Solve the following system of equations ($x,y \in \Bbb R$):
$$\begin{cases} 3^{x+3y-2} + 6\cdot 3^{y^2+4x-2} &=5^{5y-3x} + 2\cdot 3^{y^2-2y+1}\\ 1+2\sqrt{x+y-1} &=3\sqrt[3]{3y-2x}. \end{cases}$$
I think about it but I still have no solution... :(
Since the second equation, I write $x+y \ge 1$ then $y \ge \dfrac{2}{3}x.$ So $y \ge \dfrac{2}{5}$.

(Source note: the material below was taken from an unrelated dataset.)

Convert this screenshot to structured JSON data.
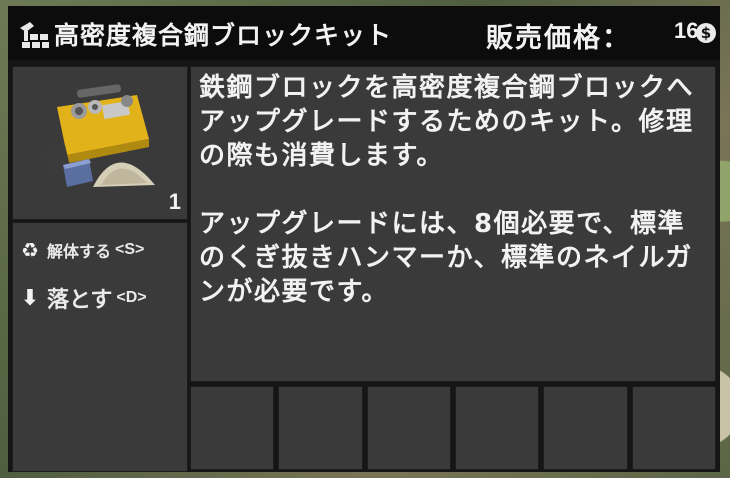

I rewrite the 1st equation: \begin{align*} 3^{x+3y-2} + 6\cdot 3^{y^2+4x-2} &=5^{5y-3x} + 2\cdot 3^{y^2-2y+1}\\ \iff 3^{x+3y-2} + 6\cdot 3^{y^2+4x-2}& \le 5^{5y-3x} -3^{5y-3x}+3^{5y-3x} + 2\cdot 3^{y^2+2y+1}\\ \iff (3^{x+3y-2}-3^{5y-3x})(1+2\cdot 3^{y^2+3x-3y+1})& \le 5^{5y-3x} -3^{5y-3x}\\ \iff (9^{2x-y-1}-1)\underset{>0}{\underbrace{(1+2\cdot 3^{y^2+3x-3y+1}})}&\le \left (\dfrac{5}{3} \right )^{5y-3x}-1. \end{align*} Now, I have trouble.... Can anyone post the roots of this system of exponential equations.
I really appreciate if some one can help me. Thanks!